Indira Gandhi Medical College & Research Institute, Puducherry, India

Abstract

Dyschromatosis universalis hereditaria (DUH) is usually an autosomal dominantly inherited disorder characterized by the presence of hypopigmented as well as hyperpigmented macules. We report an Indian patient with DUH with widespread involvement of skin including the face, oral mucous membranes (including tongue), and palms and soles. Our patient also exhibited nail changes, involvement of scalp hair, and keratosis pilaris.



Introduction

Dyschromatosis universalis hereditaria (DUH) is a subtype of reticulate pigmentary dermatoses (RPD) [1] with autosomal dominant (rarely recessive) inheritance [2]. It was initially reported from Japan and subsequently from several other countries. It is characterized by the presence of both hyperpigmented and hypopigmented, small, irregular macules, uniformly distributed over the entire body [3]. Most cases present within the first few years of life. Various systemic associations including small stature and high-tone deafness have been described [4]. Involvement of palms, soles, nails, oral mucosa, hair, and face are unusual. We report a case of DUH with widespread involvement of skin including the face, oral mucous membranes, including the tongue. Our patient also showed pigmentation of palms and soles, nail changes, involvement of scalp hair, and keratosis pilaris.


Case Report


Figure 1Figure 2

Figure 3Figure 4

A 16-year-old boy, born to healthy, non-consanguineous parents, presented with asymptomatic pigmented lesions all over the body since 10 years of age. The initial location of the pigmented lesions was on the neck, followed by sequential involvement of both the axillae, hands, and feet, including palms and soles. Progressively, the rest of the body became involved within a span of 5 years. Hypopigmented macules appeared within the hyperpigmented skin during the course of his disease. He also had progressive hyperpigmentation of the nails since 12 years of age. There was no history of any preceding dermatoses, drug intake, or exposure to chemicals or tars. He did not exhibit heat intolerance or any systemic illness. Developmental history was normal and no one in the family had similar complaints.
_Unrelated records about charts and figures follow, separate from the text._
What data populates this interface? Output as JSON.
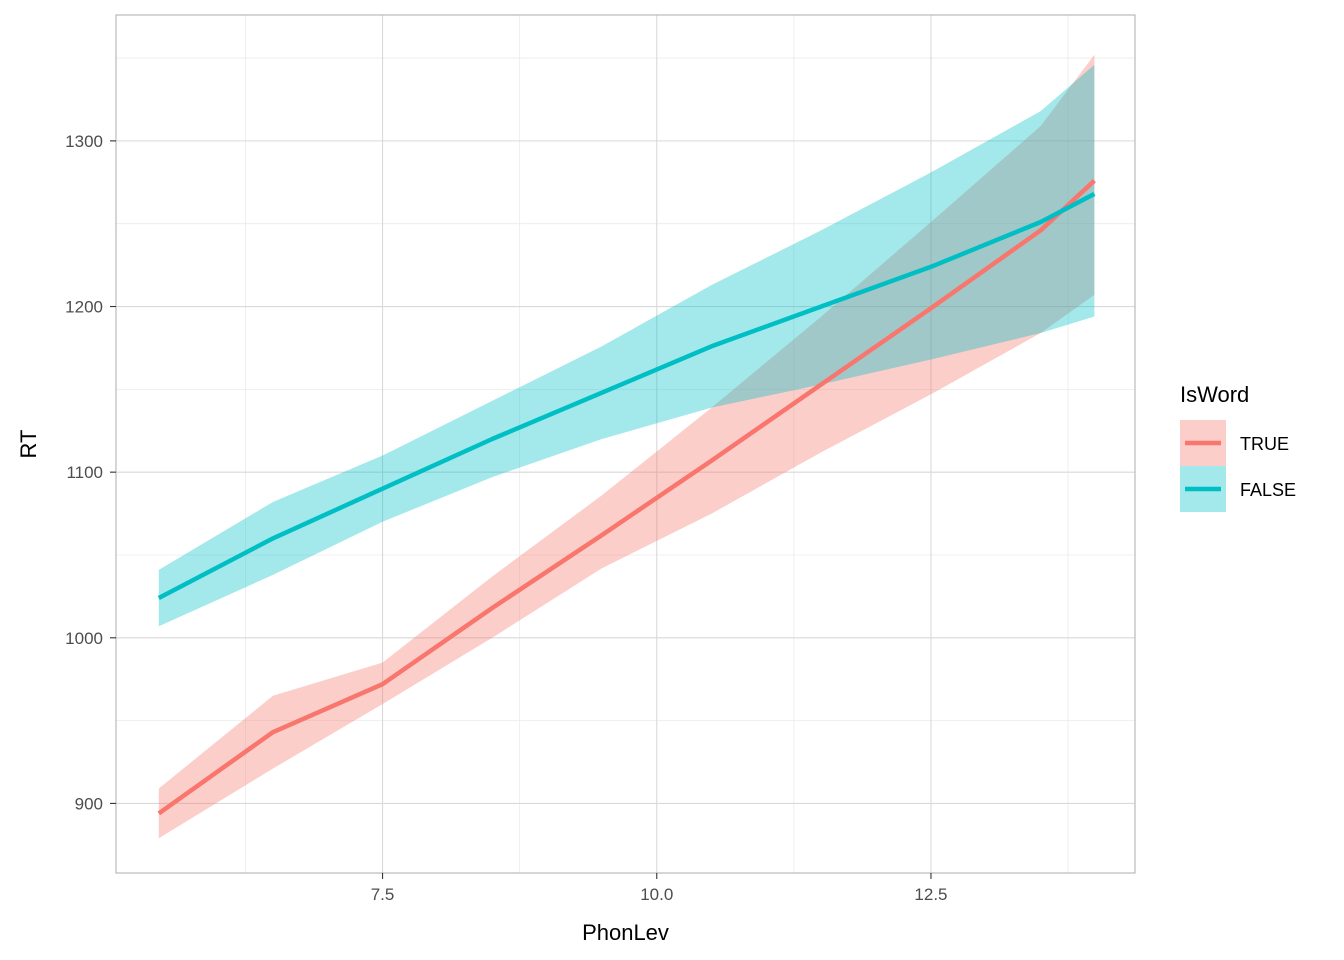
{
  "chart_data": {
    "type": "line",
    "title": "",
    "xlabel": "PhonLev",
    "ylabel": "RT",
    "xlim": [
      5.07,
      14.36
    ],
    "ylim": [
      858,
      1376
    ],
    "x_ticks": [
      7.5,
      10.0,
      12.5
    ],
    "x_tick_labels": [
      "7.5",
      "10.0",
      "12.5"
    ],
    "y_ticks": [
      900,
      1000,
      1100,
      1200,
      1300
    ],
    "y_tick_labels": [
      "900",
      "1000",
      "1100",
      "1200",
      "1300"
    ],
    "grid": true,
    "legend": {
      "title": "IsWord",
      "placement": "right"
    },
    "series": [
      {
        "name": "TRUE",
        "color": "#F8766D",
        "x": [
          5.46,
          6.5,
          7.5,
          8.5,
          9.5,
          10.5,
          11.5,
          12.5,
          13.5,
          13.99
        ],
        "y": [
          894,
          943,
          972,
          1018,
          1062,
          1107,
          1153,
          1199,
          1246,
          1276
        ],
        "lower": [
          879,
          921,
          960,
          1000,
          1042,
          1075,
          1112,
          1147,
          1184,
          1207
        ],
        "upper": [
          909,
          965,
          985,
          1037,
          1086,
          1139,
          1194,
          1251,
          1309,
          1352
        ]
      },
      {
        "name": "FALSE",
        "color": "#00BFC4",
        "x": [
          5.46,
          6.5,
          7.5,
          8.5,
          9.5,
          10.5,
          11.5,
          12.5,
          13.5,
          13.99
        ],
        "y": [
          1024,
          1060,
          1090,
          1120,
          1148,
          1176,
          1200,
          1224,
          1251,
          1268
        ],
        "lower": [
          1007,
          1038,
          1070,
          1097,
          1120,
          1139,
          1153,
          1168,
          1184,
          1194
        ],
        "upper": [
          1041,
          1082,
          1110,
          1143,
          1176,
          1213,
          1246,
          1281,
          1318,
          1346
        ]
      }
    ]
  }
}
Cutaneous examination demonstrated diffuse hyperpigmentation with 1-2 mm sized hypopigmented macules within the hyperpigmentation (giving a mottled appearance) distributed symmetrically over the face, neck, trunk, and dorsa of hands and feet (Figures 1, 2, and 3). The mottled appearance was most prominent over the neck, axillae, wrists, hands, and feet. Palms and soles showed diffuse hyperpigmentation as well as spotty depigmented macules (Figure 4). Dermatoglyphics were normally disposed. Keratotic follicular papules were seen on the posterolateral aspects of the arms and anterolateral aspects of the thighs, suggestive of keratosis pilaris (Figure 5). Diffuse thinning of hair (nonscarring alopecia) was seen over the scalp (frontal, parietal, and vertex) (Figure 6). Hyperpigmentation was seen over the tongue, buccal, and palatal mucosae (Figure 7). Teeth were normal. Hyperpigmentation and mild thinning of all fingernails and dystrophy of all toenails were seen (Figure 4). Hyperpigmentation of penis and scrotum was also present. Systemic examination was normal.


Figure 5Figure 6

Figure 7Figure 8

Hemogram, serum biochemistry, electrolytes, liver function tests, urine and stool examination, and serum cortisol (8 AM) were within normal limits. In addition, chest X-ray, ultrasound abdomen, and echo heart did not reveal any abnormalities.

Histopathology of a skin biopsy specimen showed mild hyperkeratosis. The basal layer showed pigmentation with some coarse melanocyte granules, predominantly in the lower 2-3 layers of the epidermis. There was prominent melanin incontinence with melanophages in the dermis (Figure 8). Sparse lymphohistiocytic infiltrates were seen in the perivascular areas. A diagnosis of dyschomatosis universalis hereditaria was made based on the above findings. The patient’s parents were counseled regarding the disease’s unremitting, but benign nature.


Discussion

Reticulate pigmentary dermatoses (RPD) encompass a rare heterogenous group of disorders, characterized by hyperpigmented macules coalescing in a reticular pattern, interspersed with hypopigmented macules [1]. Reticulate pigmentary dermatoses are divided into two broad categories: acral RPD and generalized RPD. The various acral RPD include reticulate acro-pigmentation of Kitamura, acro-pigmentation of Dohi, acral melanosis heterochromia extremitarium, and dyschromia symmetrica hereditaria (DSH). The differential diagnoses of generalized RPD are DUH, dermatopathia pigmentosa reticularis (DPR), Naegeli-Franceschetti-Jadassohn syndrome, and dyskeratosis congenita (DKC) (Table 1).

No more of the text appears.